# Rockler dovetail joint fit



## egrinch (Sep 1, 2011)

Well I see quite a bit about the Rockler dovetail jig here but did not see anything specific to my problem. I inherited this brand new Rockler jig from my father-in-law. It is not the current model and I did not have the instructions that would have come with it. Since I have not done dovetails before, I downloaded the directions from the current model, which appears very similar. The jig came with 1/2", 14 degree dovetail bit and brass router busing. The problem is getting the joints tight. Even raising the bit until it is practically into the bushing does not tighten the joints sufficiently. I have not tried shimming the template or changing the bit to a 7 degree which may resolve the problem. Has anyone had this problem and resolved it? Thanks for any comments.:wacko:


----------



## bobj3 (Jan 17, 2006)

Hi Dave

More info would help, what type of dovetails are you putting in,how thick is the stock,how old is the dovetail bit, how much ware in on the template .

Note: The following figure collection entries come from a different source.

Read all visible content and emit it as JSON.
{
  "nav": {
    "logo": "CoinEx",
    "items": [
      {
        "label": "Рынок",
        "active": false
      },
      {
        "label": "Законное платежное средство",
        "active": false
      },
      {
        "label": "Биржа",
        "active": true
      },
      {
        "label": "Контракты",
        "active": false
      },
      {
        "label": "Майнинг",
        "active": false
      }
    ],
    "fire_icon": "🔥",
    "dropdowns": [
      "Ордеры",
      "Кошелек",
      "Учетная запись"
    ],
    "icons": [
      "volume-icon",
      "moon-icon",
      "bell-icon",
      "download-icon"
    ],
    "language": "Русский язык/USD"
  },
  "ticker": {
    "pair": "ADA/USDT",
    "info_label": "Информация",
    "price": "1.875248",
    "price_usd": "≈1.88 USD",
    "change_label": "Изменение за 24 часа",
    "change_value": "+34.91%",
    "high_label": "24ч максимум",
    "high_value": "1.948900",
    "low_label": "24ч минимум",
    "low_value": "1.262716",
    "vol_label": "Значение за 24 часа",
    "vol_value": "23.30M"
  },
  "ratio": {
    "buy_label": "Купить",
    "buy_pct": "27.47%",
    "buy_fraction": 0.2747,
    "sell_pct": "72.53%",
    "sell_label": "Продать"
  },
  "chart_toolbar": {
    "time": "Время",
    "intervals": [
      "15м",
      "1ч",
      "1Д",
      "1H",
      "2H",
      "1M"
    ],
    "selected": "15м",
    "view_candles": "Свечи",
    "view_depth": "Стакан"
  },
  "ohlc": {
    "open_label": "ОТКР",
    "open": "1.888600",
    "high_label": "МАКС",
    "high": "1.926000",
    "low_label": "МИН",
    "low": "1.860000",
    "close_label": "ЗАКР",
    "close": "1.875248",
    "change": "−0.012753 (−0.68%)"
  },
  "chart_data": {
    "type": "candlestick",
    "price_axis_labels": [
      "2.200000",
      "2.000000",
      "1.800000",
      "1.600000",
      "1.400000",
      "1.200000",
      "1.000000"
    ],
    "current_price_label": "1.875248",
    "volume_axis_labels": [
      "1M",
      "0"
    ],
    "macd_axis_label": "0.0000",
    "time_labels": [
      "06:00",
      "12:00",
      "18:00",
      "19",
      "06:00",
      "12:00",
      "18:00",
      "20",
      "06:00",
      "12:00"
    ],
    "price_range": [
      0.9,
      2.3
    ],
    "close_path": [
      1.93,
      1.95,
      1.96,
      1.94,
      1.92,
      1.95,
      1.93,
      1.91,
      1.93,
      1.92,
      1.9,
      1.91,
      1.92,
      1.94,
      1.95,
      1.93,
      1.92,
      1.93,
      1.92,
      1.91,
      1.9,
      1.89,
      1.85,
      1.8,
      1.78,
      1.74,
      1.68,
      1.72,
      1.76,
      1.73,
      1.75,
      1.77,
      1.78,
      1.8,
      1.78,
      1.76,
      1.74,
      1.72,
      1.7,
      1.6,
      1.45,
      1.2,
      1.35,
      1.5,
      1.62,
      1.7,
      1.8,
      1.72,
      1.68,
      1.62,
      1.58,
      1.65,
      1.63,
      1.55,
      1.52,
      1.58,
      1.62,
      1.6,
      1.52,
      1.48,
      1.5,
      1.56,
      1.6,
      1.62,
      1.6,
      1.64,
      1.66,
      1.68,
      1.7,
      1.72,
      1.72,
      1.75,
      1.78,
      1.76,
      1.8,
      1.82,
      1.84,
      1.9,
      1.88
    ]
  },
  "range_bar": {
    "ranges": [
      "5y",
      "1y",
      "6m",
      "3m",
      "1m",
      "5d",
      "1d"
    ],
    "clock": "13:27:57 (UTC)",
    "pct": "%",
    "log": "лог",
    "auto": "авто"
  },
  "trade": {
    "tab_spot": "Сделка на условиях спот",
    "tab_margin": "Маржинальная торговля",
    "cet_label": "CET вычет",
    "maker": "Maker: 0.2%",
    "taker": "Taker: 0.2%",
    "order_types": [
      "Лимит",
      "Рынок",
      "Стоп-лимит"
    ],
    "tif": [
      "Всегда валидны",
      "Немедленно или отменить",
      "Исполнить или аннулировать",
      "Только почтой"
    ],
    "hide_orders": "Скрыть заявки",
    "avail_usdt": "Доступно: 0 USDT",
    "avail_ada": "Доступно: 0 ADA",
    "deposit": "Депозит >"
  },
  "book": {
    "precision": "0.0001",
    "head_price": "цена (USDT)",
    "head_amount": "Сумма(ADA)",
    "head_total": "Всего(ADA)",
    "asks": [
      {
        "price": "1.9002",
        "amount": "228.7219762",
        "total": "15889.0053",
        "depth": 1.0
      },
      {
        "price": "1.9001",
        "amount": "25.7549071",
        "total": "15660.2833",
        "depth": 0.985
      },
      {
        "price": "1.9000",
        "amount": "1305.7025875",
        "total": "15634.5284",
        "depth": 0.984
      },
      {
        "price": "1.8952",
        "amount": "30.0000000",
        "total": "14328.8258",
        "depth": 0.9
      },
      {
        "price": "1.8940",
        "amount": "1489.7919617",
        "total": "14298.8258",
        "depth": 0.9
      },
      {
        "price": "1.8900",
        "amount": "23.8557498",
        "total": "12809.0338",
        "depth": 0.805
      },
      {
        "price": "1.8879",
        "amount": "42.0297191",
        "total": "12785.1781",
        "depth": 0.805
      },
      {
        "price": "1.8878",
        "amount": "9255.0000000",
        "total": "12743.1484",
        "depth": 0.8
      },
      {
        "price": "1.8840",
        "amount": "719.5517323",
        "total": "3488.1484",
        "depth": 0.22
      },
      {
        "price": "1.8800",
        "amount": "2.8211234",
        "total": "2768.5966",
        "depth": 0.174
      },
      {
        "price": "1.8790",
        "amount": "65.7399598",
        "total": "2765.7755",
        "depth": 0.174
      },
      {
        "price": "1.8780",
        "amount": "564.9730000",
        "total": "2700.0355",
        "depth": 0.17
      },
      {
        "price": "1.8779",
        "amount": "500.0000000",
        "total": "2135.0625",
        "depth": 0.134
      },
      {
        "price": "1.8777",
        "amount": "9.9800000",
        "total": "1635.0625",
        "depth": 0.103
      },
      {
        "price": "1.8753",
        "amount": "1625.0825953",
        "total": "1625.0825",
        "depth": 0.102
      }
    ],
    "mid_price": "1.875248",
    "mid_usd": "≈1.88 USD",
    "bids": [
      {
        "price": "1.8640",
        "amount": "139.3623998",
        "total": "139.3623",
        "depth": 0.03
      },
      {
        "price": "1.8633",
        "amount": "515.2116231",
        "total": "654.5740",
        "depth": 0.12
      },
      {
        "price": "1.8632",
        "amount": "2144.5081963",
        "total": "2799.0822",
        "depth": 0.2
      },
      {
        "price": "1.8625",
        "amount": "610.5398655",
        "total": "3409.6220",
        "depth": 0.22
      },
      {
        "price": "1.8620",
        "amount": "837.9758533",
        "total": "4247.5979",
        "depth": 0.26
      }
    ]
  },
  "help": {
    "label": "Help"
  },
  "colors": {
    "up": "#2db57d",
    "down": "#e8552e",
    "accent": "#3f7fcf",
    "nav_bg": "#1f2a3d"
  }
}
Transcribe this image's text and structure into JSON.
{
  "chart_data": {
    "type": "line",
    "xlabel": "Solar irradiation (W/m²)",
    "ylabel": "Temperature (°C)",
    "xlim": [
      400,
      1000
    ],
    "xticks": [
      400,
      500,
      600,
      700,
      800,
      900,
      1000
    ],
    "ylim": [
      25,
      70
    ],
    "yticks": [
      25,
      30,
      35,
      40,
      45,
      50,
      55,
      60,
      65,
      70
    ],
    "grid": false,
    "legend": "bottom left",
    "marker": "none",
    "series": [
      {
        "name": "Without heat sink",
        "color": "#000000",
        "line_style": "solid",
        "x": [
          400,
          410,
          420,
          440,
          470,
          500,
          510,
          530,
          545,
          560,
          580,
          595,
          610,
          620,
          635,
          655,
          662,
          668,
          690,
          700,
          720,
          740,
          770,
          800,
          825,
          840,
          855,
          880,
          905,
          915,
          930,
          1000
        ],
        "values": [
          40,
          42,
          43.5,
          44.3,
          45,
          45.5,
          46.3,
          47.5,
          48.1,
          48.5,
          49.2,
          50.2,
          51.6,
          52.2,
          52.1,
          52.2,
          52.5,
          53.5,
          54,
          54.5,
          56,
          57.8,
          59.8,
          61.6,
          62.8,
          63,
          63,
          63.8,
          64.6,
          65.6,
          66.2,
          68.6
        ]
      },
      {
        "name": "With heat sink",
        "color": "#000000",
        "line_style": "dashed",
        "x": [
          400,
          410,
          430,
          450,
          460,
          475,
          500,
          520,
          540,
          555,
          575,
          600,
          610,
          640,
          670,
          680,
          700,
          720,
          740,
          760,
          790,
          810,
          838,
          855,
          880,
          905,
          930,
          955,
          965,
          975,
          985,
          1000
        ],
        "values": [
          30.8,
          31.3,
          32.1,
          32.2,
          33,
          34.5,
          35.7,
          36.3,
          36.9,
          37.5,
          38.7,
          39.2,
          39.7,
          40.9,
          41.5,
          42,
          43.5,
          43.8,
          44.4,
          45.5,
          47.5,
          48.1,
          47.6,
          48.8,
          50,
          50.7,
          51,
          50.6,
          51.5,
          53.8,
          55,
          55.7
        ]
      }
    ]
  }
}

The normal rule is the higher the bit the tighter the fit.. 

Sometimes you can remove the error by using a dovetail bit with a ball bearing on the bit. sometimes called a pattern dovetail bit..no guide to mess things up..

http://www.grizzly.com/products/1-2-Dovetail-Pattern-Bit-1-4-Shank/C1660
http://www.grizzly.com/products/1-2-Dovetail-Pattern-Bit-1-4-Shank/C1660Z

Note you can replace the bearing on the bit to fit the slot on some dovetail jigs.
====== 



egrinch said:


> Well I see quite a bit about the Rockler dovetail jig here but did not see anything specific to my problem. I inherited this brand new Rockler jig from my father-in-law. It is not the current model and I did not have the instructions that would have come with it. Since I have not done dovetails before, I downloaded the directions from the current model, which appears very similar. The jig came with 1/2", 14 degree dovetail bit and brass router busing. The problem is getting the joints tight. Even raising the bit until it is practically into the bushing does not tighten the joints sufficiently. I have not tried shimming the template or changing the bit to a 7 degree which may resolve the problem. Has anyone had this problem and resolved it? Thanks for any comments.:wacko:


----------



## egrinch (Sep 1, 2011)

Thanks Bob, You are right "A little more info, please". Everything is new, this jig came in the original box and had never been set up. The joint is half blind dovetail in 3/4 pine and I am still trying to get a good test joint. Your suggestion to get rid of the brass bushing and use a bearing bit seemed a good plan, providing I can find a bit with bearing the same diameter as the guide bushing.


----------



## bobj3 (Jan 17, 2006)

MLCS Woodworking Adaptor Bushings and Ball Bearing Guides

=======



egrinch said:


> Thanks Bob, You are right "A little more info, please". Everything is new, this jig came in the original box and had never been set up. The joint is half blind dovetail in 3/4 pine and I am still trying to get a good test joint. Your suggestion to get rid of the brass bushing and use a bearing bit seemed a good plan, providing I can find a bit with bearing the same diameter as the guide bushing.


----------



## jlord (Nov 16, 2009)

Hi Dave welcome.
Since your doing half-blind dovetails I'll assume your template is 1/4" thick as most are. Try setting your bit depth to 5/8 from the router base plate. This should set your bit to 3/8" below your template into the material.


----------